Same thing with Background Activity, Location Services (including precise location), Live Activities, Notifications and more. Lots of things to shut down.
Apples CSAM detection is not end to end encrypted, which requires asymmetric keys to ensure that the Sender, and then the Receiver are the only ones privy to the contents. Introduce any other mechanism to enable review by a Man In The Middle, is essentially a backdoor into the algorithm.
but as some may say, the scanning was on device, what’s the issue with that? On device scanning is a very useful tool; it makes finding things easier on your device. What I do have issue with is the reporting part. It’s a form surveillance. Of what’s on your device.
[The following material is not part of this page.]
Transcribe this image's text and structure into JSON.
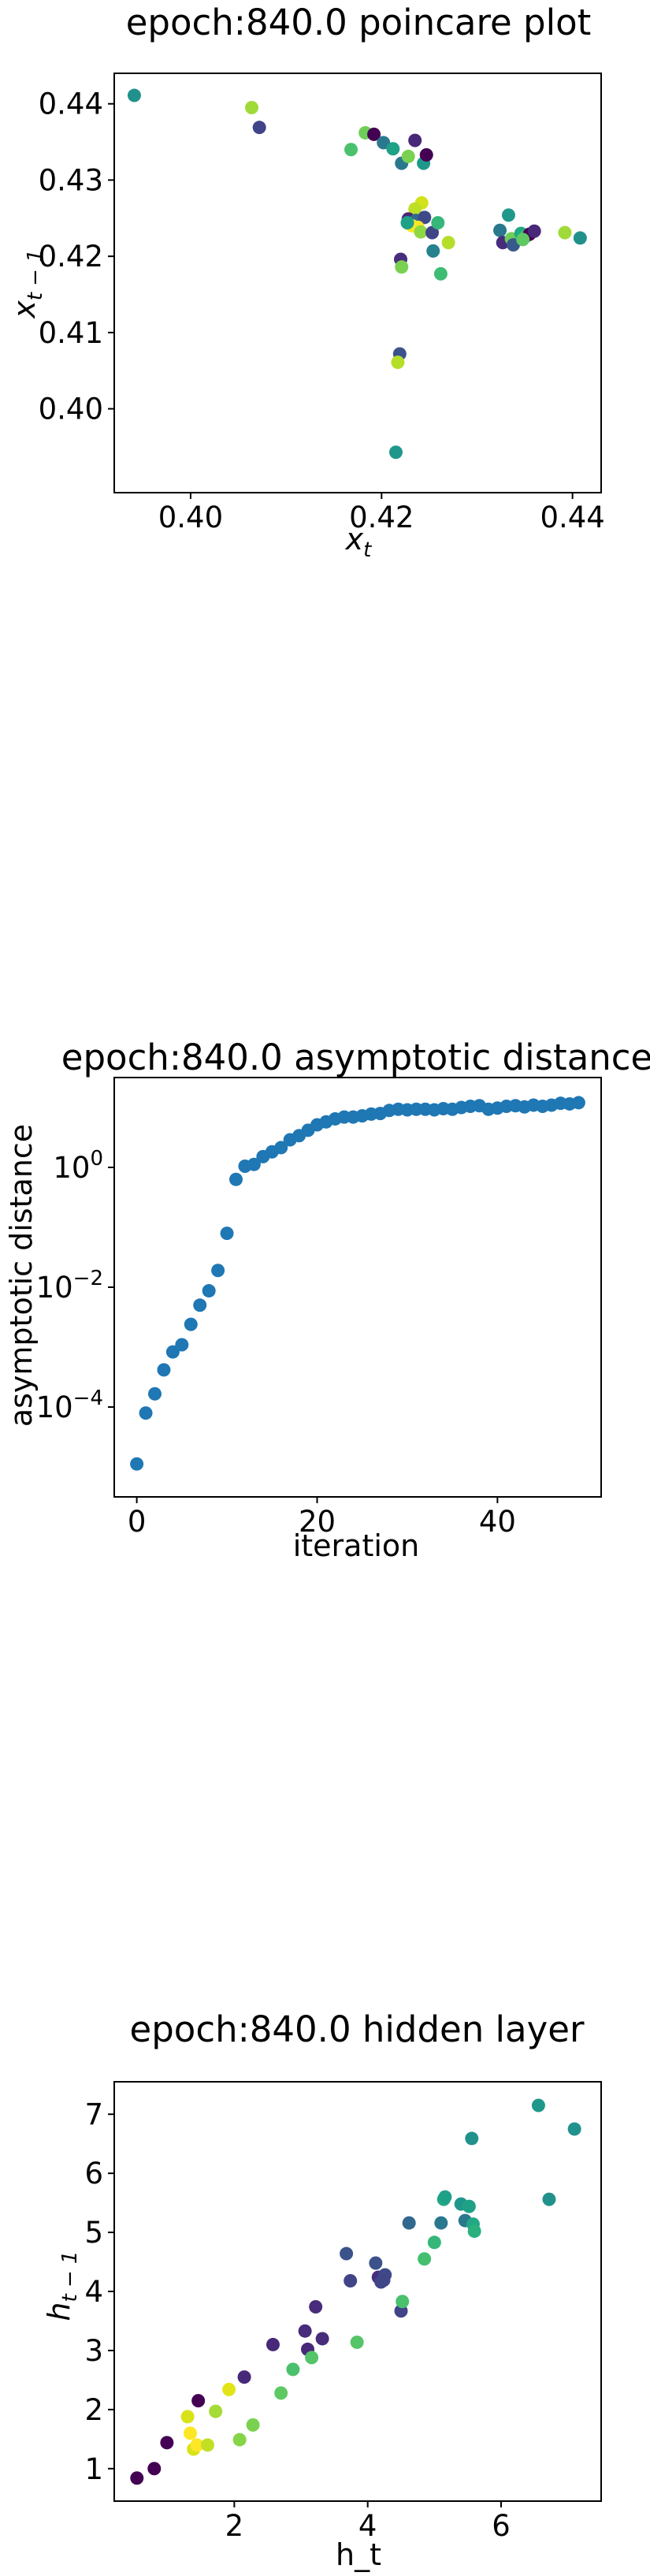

Something that should be private.
Yes, it only scanned when a photo was sent via iCloud and reported when a threshold was met, but that’s written in software, and software can change. So when that reporting gets triggered can change. Let’s say the government did like the results, and required Apple to be more strict to help find more positive matches?
The only correct way to think of iCloud with CSAM on device scanning was to view your photos as being in a semi public (eg public) space.
On device should be private, communication through Apple should be considered semi public (the data would still be encrypted in transit to Apple, but Apple would technically have full access), unless otherwise specified by Apple as being end to end encrypted and verified by a third party (true E2E, not wish it were E2E).
it’s a terrible click-bait headline not supported by the article, and you seem to be defensive for being called out on it.
The risks of CSAM were blown way out of proportion by people that didn't understand it. Same thing is happening here.
Not true. There isn't just one approach. Apple is already exploring alternative approaches to machine learning that are not being used by the competition. Their research around this has already been published, although I don't have a link to share.